Install only if you want automatic model routing for broad task categories, and consider disabling or invoking manually if you prefer per-task control.

What this means

If executed through a shell with unsafe substitution, unusual task text could break argument boundaries or cause unintended command behavior.

Why it was flagged

The skill instructs automatic command execution with user-controlled task text as a command argument, but does not provide escaping, sanitization, or approval guidance.

Skill content
python3 ~/.claude/skills/auto-model-router/scripts/call_model.py "<category>" "<user task text>"
Recommendation

Use a reviewed helper with structured argument passing, escape user input safely, and require user confirmation before first use or when routing sensitive content.

What this means

The agent may attempt to run absent or locally supplied code that was not included in the reviewed package, while passing it task text and potentially provider credentials.

Why it was flagged

The skill relies on helper scripts such as recommend.py, call_model.py, feedback.py, and update_route.py, but the supplied manifest says this is an instruction-only skill with no code files or install spec, so the executable helpers were not available for review.

Skill content
python3 ~/.claude/skills/auto-model-router/scripts/recommend.py "<user task text>" "<USER_ID>"
Recommendation

Do not rely on the skill until the referenced scripts are shipped in the package, pinned to a known source, and reviewable; verify the installed files before granting API keys.

What this means

Providing these keys gives the routing helper access to call the corresponding AI providers under your account.

Why it was flagged

The skill declares several optional provider credentials.
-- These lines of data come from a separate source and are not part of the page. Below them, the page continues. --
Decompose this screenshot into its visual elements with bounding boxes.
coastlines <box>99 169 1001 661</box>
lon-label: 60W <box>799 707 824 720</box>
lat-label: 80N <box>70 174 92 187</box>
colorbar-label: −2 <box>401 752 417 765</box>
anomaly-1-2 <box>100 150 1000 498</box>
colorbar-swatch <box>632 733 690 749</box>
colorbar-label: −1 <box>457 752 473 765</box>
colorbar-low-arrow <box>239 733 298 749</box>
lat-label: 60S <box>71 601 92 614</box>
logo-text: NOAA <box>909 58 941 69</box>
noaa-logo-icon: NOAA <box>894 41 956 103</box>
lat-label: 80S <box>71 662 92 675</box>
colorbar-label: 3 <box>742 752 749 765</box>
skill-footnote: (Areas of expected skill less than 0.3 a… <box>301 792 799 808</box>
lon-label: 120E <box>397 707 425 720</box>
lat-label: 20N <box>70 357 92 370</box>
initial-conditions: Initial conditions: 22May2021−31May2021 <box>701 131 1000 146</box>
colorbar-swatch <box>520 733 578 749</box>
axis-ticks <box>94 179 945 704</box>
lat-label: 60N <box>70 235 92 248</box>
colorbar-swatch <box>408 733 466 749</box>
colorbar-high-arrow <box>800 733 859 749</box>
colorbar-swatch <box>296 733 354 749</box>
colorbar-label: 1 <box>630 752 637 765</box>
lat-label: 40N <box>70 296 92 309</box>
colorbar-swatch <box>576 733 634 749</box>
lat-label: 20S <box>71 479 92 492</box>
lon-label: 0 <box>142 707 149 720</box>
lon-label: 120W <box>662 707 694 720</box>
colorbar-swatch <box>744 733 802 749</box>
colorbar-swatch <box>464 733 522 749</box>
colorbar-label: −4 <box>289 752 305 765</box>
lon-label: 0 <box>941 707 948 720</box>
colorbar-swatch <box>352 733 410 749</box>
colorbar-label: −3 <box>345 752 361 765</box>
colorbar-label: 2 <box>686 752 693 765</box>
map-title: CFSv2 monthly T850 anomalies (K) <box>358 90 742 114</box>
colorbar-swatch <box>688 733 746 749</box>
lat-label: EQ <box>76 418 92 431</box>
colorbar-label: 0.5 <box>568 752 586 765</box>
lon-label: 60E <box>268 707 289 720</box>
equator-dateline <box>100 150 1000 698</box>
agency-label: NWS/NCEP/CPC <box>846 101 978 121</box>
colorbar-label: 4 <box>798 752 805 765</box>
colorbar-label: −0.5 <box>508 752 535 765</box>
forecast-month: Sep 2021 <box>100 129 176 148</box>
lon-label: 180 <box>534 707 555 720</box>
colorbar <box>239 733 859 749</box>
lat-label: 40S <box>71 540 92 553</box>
This is expected for a model router, but these are sensitive account keys.

Skill content
ANTHROPIC_API_KEY, OPENAI_API_KEY, DEEPSEEK_API_KEY, MINIMAX_API_KEY, GOOGLE_API_KEY, AUTO_MODEL_ROUTER_API_KEY
Recommendation

Use least-privilege keys where possible, set only the providers you actually need, and avoid installing until the helper code that uses the keys is reviewable.

What this means

If you configure a router URL, your prompts and feedback metadata may be visible to that router service.

Why it was flagged

Mode B sends task content to a user-configured router service for model selection and feedback learning. This is disclosed and optional, but data handling depends on that router.

Skill content
Task text and an anonymous session ID are sent to the router at `AUTO_MODEL_ROUTER_URL`.
Recommendation

Use Mode B only with a router you control or trust, and do not send sensitive prompts unless you understand its logging, retention, and access controls.